The average public defined benefit pension plan is only 41% funded, when calculated by the same accounting methods used by the private sector, according to a report from State Budget Solutions, a non-profit organization that advocates for reform of state fiscal practices.
The study conducted for SBS by Andrew G. Biggs, a resident scholar at the American Enterprise Institute, uses fair-market value and risk-free investment returns to conclude that the actual unfunded liabilities in 2011 were $4.6 trillion. Estimates based on public pension accounting guidelines set by the Governmental Accounting Standards Board show that the average public plan was 75% funded in 2011, with an $885 billion shortfall.

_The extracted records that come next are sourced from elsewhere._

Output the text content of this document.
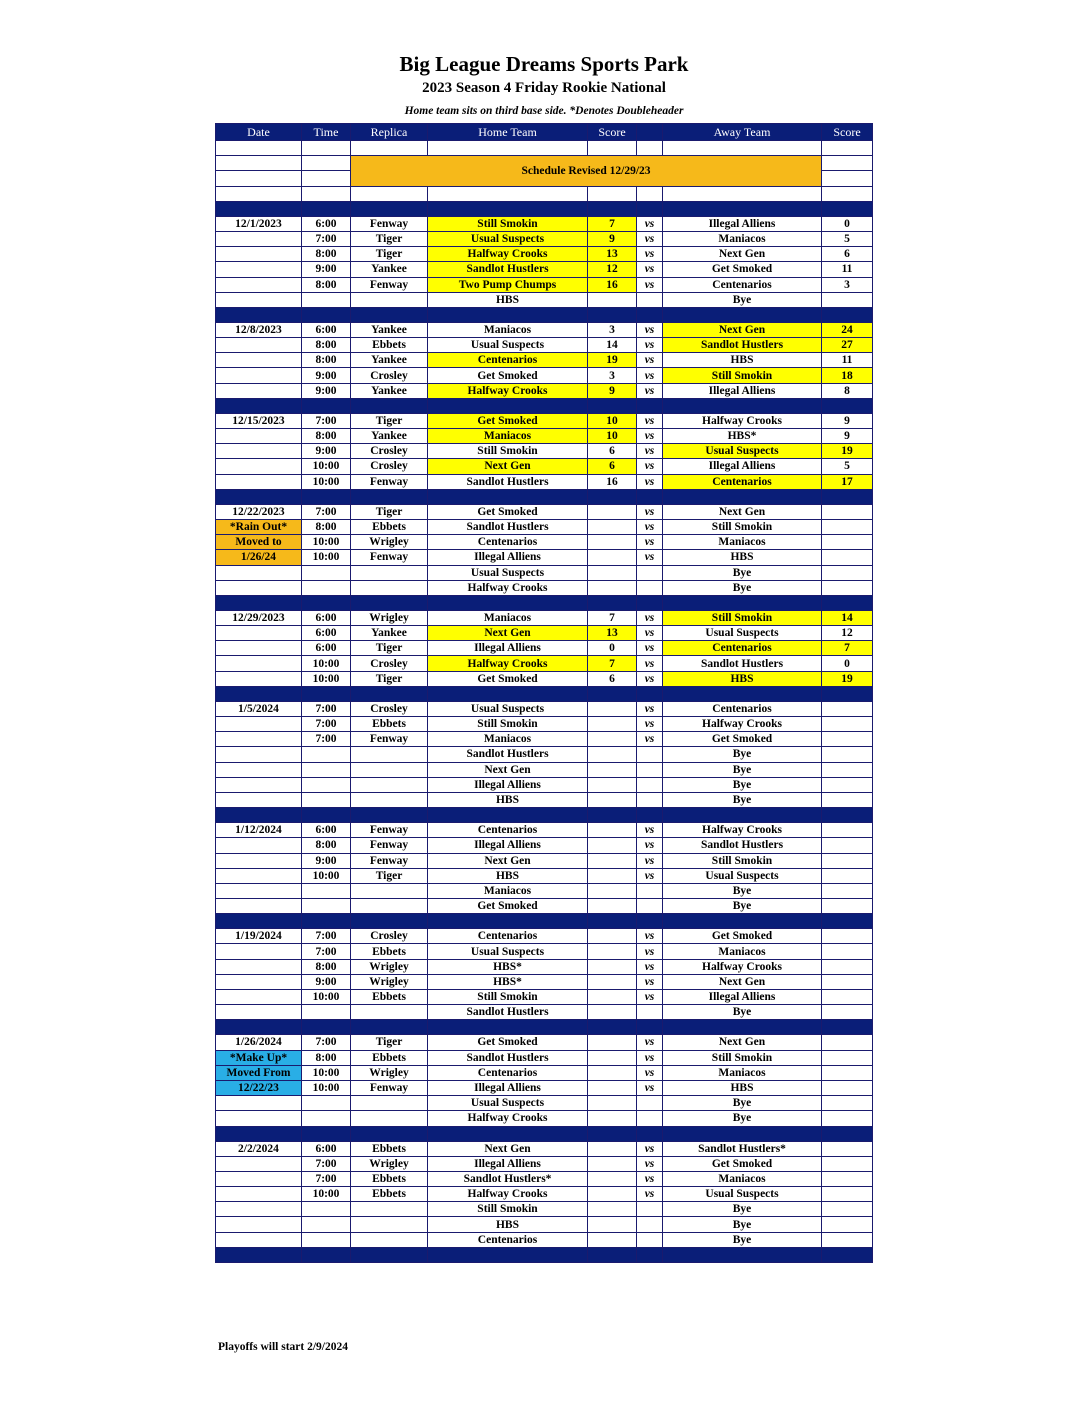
Big League Dreams Sports Park
2023 Season 4 Friday Rookie National
Home team sits on third base side. *Denotes Doubleheader
Date	Time	Replica	Home Team	Score		Away Team	Score

		Schedule Revised 12/29/23					

12/1/2023	6:00	Fenway	Still Smokin	7	vs	Illegal Alliens	0
	7:00	Tiger	Usual Suspects	9	vs	Maniacos	5
	8:00	Tiger	Halfway Crooks	13	vs	Next Gen	6
	9:00	Yankee	Sandlot Hustlers	12	vs	Get Smoked	11
	8:00	Fenway	Two Pump Chumps	16	vs	Centenarios	3
			HBS			Bye	

12/8/2023	6:00	Yankee	Maniacos	3	vs	Next Gen	24
	8:00	Ebbets	Usual Suspects	14	vs	Sandlot Hustlers	27
	8:00	Yankee	Centenarios	19	vs	HBS	11
	9:00	Crosley	Get Smoked	3	vs	Still Smokin	18
	9:00	Yankee	Halfway Crooks	9	vs	Illegal Alliens	8

12/15/2023	7:00	Tiger	Get Smoked	10	vs	Halfway Crooks	9
	8:00	Yankee	Maniacos	10	vs	HBS*	9
	9:00	Crosley	Still Smokin	6	vs	Usual Suspects	19
	10:00	Crosley	Next Gen	6	vs	Illegal Alliens	5
	10:00	Fenway	Sandlot Hustlers	16	vs	Centenarios	17

12/22/2023	7:00	Tiger	Get Smoked		vs	Next Gen	
*Rain Out*	8:00	Ebbets	Sandlot Hustlers		vs	Still Smokin	
Moved to	10:00	Wrigley	Centenarios		vs	Maniacos	
1/26/24	10:00	Fenway	Illegal Alliens		vs	HBS	
			Usual Suspects			Bye	
			Halfway Crooks			Bye	

12/29/2023	6:00	Wrigley	Maniacos	7	vs	Still Smokin	14
	6:00	Yankee	Next Gen	13	vs	Usual Suspects	12
	6:00	Tiger	Illegal Alliens	0	vs	Centenarios	7
	10:00	Crosley	Halfway Crooks	7	vs	Sandlot Hustlers	0
	10:00	Tiger	Get Smoked	6	vs	HBS	19

1/5/2024	7:00	Crosley	Usual Suspects		vs	Centenarios	
	7:00	Ebbets	Still Smokin		vs	Halfway Crooks	
	7:00	Fenway	Maniacos		vs	Get Smoked	
			Sandlot Hustlers			Bye	
			Next Gen			Bye	
			Illegal Alliens			Bye	
			HBS			Bye	

1/12/2024	6:00	Fenway	Centenarios		vs	Halfway Crooks	
	8:00	Fenway	Illegal Alliens		vs	Sandlot Hustlers	
	9:00	Fenway	Next Gen		vs	Still Smokin	
	10:00	Tiger	HBS		vs	Usual Suspects	
			Maniacos			Bye	
			Get Smoked			Bye	

1/19/2024	7:00	Crosley	Centenarios		vs	Get Smoked	
	7:00	Ebbets	Usual Suspects		vs	Maniacos	
	8:00	Wrigley	HBS*		vs	Halfway Crooks	
	9:00	Wrigley	HBS*		vs	Next Gen	
	10:00	Ebbets	Still Smokin		vs	Illegal Alliens	
			Sandlot Hustlers			Bye	

1/26/2024	7:00	Tiger	Get Smoked		vs	Next Gen	
*Make Up*	8:00	Ebbets	Sandlot Hustlers		vs	Still Smokin	
Moved From	10:00	Wrigley	Centenarios		vs	Maniacos	
12/22/23	10:00	Fenway	Illegal Alliens		vs	HBS	
			Usual Suspects			Bye	
			Halfway Crooks			Bye	

2/2/2024	6:00	Ebbets	Next Gen		vs	Sandlot Hustlers*	
	7:00	Wrigley	Illegal Alliens		vs	Get Smoked	
	7:00	Ebbets	Sandlot Hustlers*		vs	Maniacos	
	10:00	Ebbets	Halfway Crooks		vs	Usual Suspects	
			Still Smokin			Bye	
			HBS			Bye	
			Centenarios			Bye	

Playoffs will start 2/9/2024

Those figures are expected to change under new GASB accounting rules that start taking effect next year.
“States can just assume ridiculous assumptions about rates of return and life expectancies. The legislators keep kicking the ball forward. Meanwhile, municipalities don't have that option,” Bob Williams, SBS president, said in an interview.
“The defined benefit program is just financially unstable,” said Mr. Williams, a former Washington state legislator. “If legislators underfund a defined contribution plan, workers know that right away. If they do that to a defined benefit plan, they don't know for 20 or 30 years.”
Mr. Williams said his group is working with political leaders at the state and municipal level to change their pension funding calculations. “They're not facing reality in most states. They are going off a cliff and they don't know it.”
Meredith Williams, executive director of the National Council on Teacher Retirement, said in an interview that the “ivory-tower academic analysis … is very much based on the current economic status of the world economy. If large public pension plans stood static, we'd all have our portfolios in buggy-whip stock. If we were to adopt the Biggs approach, we'd all be totally invested in bonds and that would certainly drive the costs up. We have to be long-term investors.”
Until June, Meredith Williams was executive director of the $38.3 billion Colorado Public Employees' Retirement Association, Denver.